As for today’s young stars, Lee singles out Miranda Lambert and Taylor Swift among other favorites. “They’re real people singing about real things,” she said. “That’s why people are responding to Taylor Swift. It may be teenagers. It may be young adults. I don’t care. But they are responding in millions and millions and millions of ways. She’s outselling everybody in the industry right now. It’s phenomenal. “

Swift fully reciprocates the respect Lee shows to her. “One of the things that I’ve been so thankful for this year is the support of my fellow artists, and Brenda Lee has been so wonderfully gracious toward me,” she said. “She’s not only a great artist, but also a great role model for other artists who start their careers at a young age.”
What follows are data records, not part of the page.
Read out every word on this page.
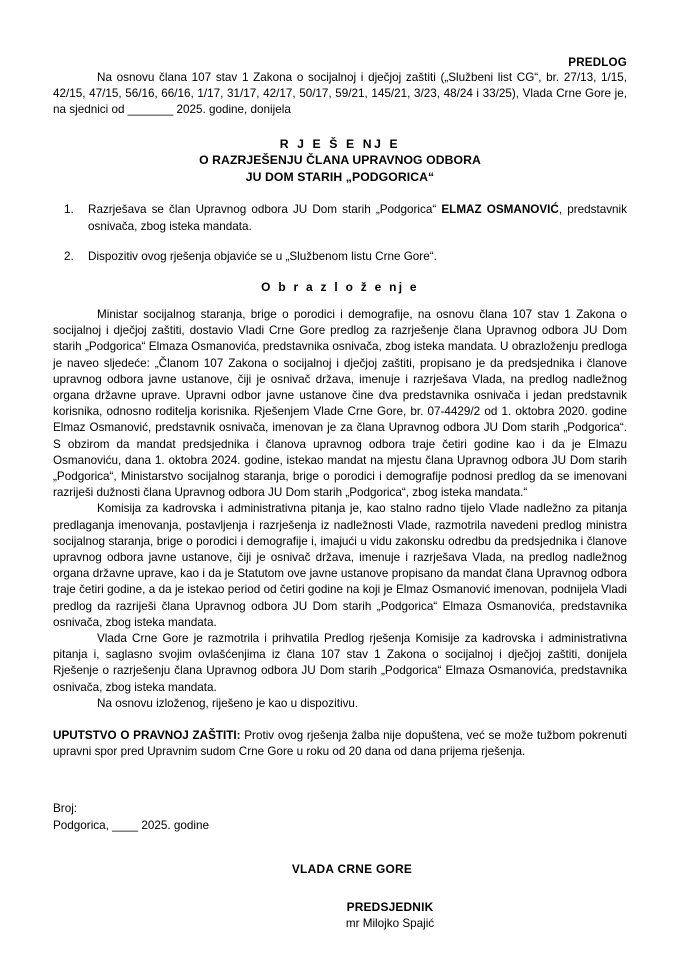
PREDLOG

Na osnovu člana 107 stav 1 Zakona o socijalnoj i dječjoj zaštiti („Službeni list CG“, br. 27/13, 1/15, 42/15, 47/15, 56/16, 66/16, 1/17, 31/17, 42/17, 50/17, 59/21, 145/21, 3/23, 48/24 i 33/25), Vlada Crne Gore je, na sjednici od _______ 2025. godine, donijela

R J E Š E NJ E
O RAZRJEŠENJU ČLANA UPRAVNOG ODBORA
JU DOM STARIH „PODGORICA“
1.	Razrješava se član Upravnog odbora JU Dom starih „Podgorica“ ELMAZ OSMANOVIĆ, predstavnik osnivača, zbog isteka mandata.
2.	Dispozitiv ovog rješenja objaviće se u „Službenom listu Crne Gore“.
O b r a z l o ž e nj e

Ministar socijalnog staranja, brige o porodici i demografije, na osnovu člana 107 stav 1 Zakona o socijalnoj i dječjoj zaštiti, dostavio Vladi Crne Gore predlog za razrješenje člana Upravnog odbora JU Dom starih „Podgorica“ Elmaza Osmanovića, predstavnika osnivača, zbog isteka mandata. U obrazloženju predloga je naveo sljedeće: „Članom 107 Zakona o socijalnoj i dječjoj zaštiti, propisano je da predsjednika i članove upravnog odbora javne ustanove, čiji je osnivač država, imenuje i razrješava Vlada, na predlog nadležnog organa državne uprave. Upravni odbor javne ustanove čine dva predstavnika osnivača i jedan predstavnik korisnika, odnosno roditelja korisnika. Rješenjem Vlade Crne Gore, br. 07-4429/2 od 1. oktobra 2020. godine Elmaz Osmanović, predstavnik osnivača, imenovan je za člana Upravnog odbora JU Dom starih „Podgorica“. S obzirom da mandat predsjednika i članova upravnog odbora traje četiri godine kao i da je Elmazu Osmanoviću, dana 1. oktobra 2024. godine, istekao mandat na mjestu člana Upravnog odbora JU Dom starih „Podgorica“, Ministarstvo socijalnog staranja, brige o porodici i demografije podnosi predlog da se imenovani razriješi dužnosti člana Upravnog odbora JU Dom starih „Podgorica“, zbog isteka mandata.“

Komisija za kadrovska i administrativna pitanja je, kao stalno radno tijelo Vlade nadležno za pitanja predlaganja imenovanja, postavljenja i razrješenja iz nadležnosti Vlade, razmotrila navedeni predlog ministra socijalnog staranja, brige o porodici i demografije i, imajući u vidu zakonsku odredbu da predsjednika i članove upravnog odbora javne ustanove, čiji je osnivač država, imenuje i razrješava Vlada, na predlog nadležnog organa državne uprave, kao i da je Statutom ove javne ustanove propisano da mandat člana Upravnog odbora traje četiri godine, a da je istekao period od četiri godine na koji je Elmaz Osmanović imenovan, podnijela Vladi predlog da razriješi člana Upravnog odbora JU Dom starih „Podgorica“ Elmaza Osmanovića, predstavnika osnivača, zbog isteka mandata.

Vlada Crne Gore je razmotrila i prihvatila Predlog rješenja Komisije za kadrovska i administrativna pitanja i, saglasno svojim ovlašćenjima iz člana 107 stav 1 Zakona o socijalnoj i dječjoj zaštiti, donijela Rješenje o razrješenju člana Upravnog odbora JU Dom starih „Podgorica“ Elmaza Osmanovića, predstavnika osnivača, zbog isteka mandata.

Na osnovu izloženog, riješeno je kao u dispozitivu.

UPUTSTVO O PRAVNOJ ZAŠTITI: Protiv ovog rješenja žalba nije dopuštena, već se može tužbom pokrenuti upravni spor pred Upravnim sudom Crne Gore u roku od 20 dana od dana prijema rješenja.

Broj:
Podgorica, ____ 2025. godine
VLADA CRNE GORE
PREDSJEDNIK
mr Milojko Spajić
As Lee sees it, she and Swift share one trait that has proven indispensible to their successes: “She is who she is. She’s just being her. She doesn’t have a record company saying, ‘You have to cop an attitude because you’re smiling too much. You need to be a little bit more sullen because that’s what’s happening right now.

“I had a record company one time tell me, ‘Don’t smile. You smile too much.’ I said, ‘Are you joking? That’s me. That’s what I do,” concluded Lee — with, of course, a smile.

CMA created the Country Music Hall of Fame in 1961 to recognize individuals for their outstanding contributions to the format with Country Music’s highest honor. Inductees are chosen by CMA’s Hall of Fame Panels of Electors, which consist of anonymous voters appointed by the CMA Board of Directors.